Four years ago, Zvi Unger lit a torch at the Holocaust Remembrance Day ceremony
at Yad Vashem, but the honor bestowed upon him then has not elevated him above
having to occasionally battle bureaucratic red tape.
Two years ago, Unger
requested his restitution stipend to be transferred from the Conference on
Jewish Material Claims Against Germany to the Holocaust Survivors Rights
Authority in the Finance Ministry because he was told he would receive more
benefits. But his application is still being held up.
“I sent a letter in
April 2010,” he said over the phone from Malkiya, a kibbutz on the border with
Lebanon which he helped found. “I kept sending letters – and have all the
receipts and dates written down – but despite receiving a call or two asking
more information my request still has not been approved.”
Unger is the
sole survivor of a family of 11. When he arrived at Auschwitz in 1943, at age
14, he told Josef Mengele, the notorious Nazi doctor, that he was 18 and was
thus spared being sent to the gas chambers.
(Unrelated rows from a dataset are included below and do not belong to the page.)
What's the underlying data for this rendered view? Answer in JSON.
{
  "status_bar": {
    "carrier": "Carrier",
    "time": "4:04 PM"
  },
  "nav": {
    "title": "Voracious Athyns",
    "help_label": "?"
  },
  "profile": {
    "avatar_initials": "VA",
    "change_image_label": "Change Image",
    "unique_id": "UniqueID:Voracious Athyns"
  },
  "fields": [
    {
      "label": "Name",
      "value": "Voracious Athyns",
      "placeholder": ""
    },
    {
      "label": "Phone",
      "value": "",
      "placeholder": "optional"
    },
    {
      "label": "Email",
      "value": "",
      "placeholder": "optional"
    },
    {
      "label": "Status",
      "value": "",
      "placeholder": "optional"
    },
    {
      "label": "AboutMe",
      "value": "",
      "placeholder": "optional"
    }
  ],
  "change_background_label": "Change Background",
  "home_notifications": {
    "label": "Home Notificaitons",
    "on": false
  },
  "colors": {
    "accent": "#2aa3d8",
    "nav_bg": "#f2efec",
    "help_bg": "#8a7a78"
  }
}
He was liberated by the Americans in
Buchenwald in 1945 together with author Elie Wiesel and former chief Rabbi
Yisrael Meir Lau after surviving a death march from Auschwitz.
Earlier
this year, the Holocaust Survivors Rights Authority asked Unger to provide a
letter from an attorney confirming his transfer request.
Unger said he
returned the letter four months ago but had not heard from the the authority
since.
A Finance Ministry representative said on Wednesday that Unger
should expect a response to his application shortly.
“Only on February 26
[2012] did the authority receive the needed material to determine his request’s
eligibility,” the Finance Ministry representative said. “Once it is determined
whether Mr. Unger is eligible to receive a stipend from the authority the
transfer will be carried out. A decision is due in the next few
days.”
Unger vehemently rejected the Treasury’s claims, saying he had
sent all the documents asked of him over the past two years promptly. In any
case, he said, the Treasury’s reply that his application will be processed soon
was of little comfort after having to wait two years since it started.
“I
don’t need the money, I’m financially sound,” he said. “I worry about other
Holocaust survivors who do.
What matters here is that requests are
handled efficiently and survivors are treated with respect.”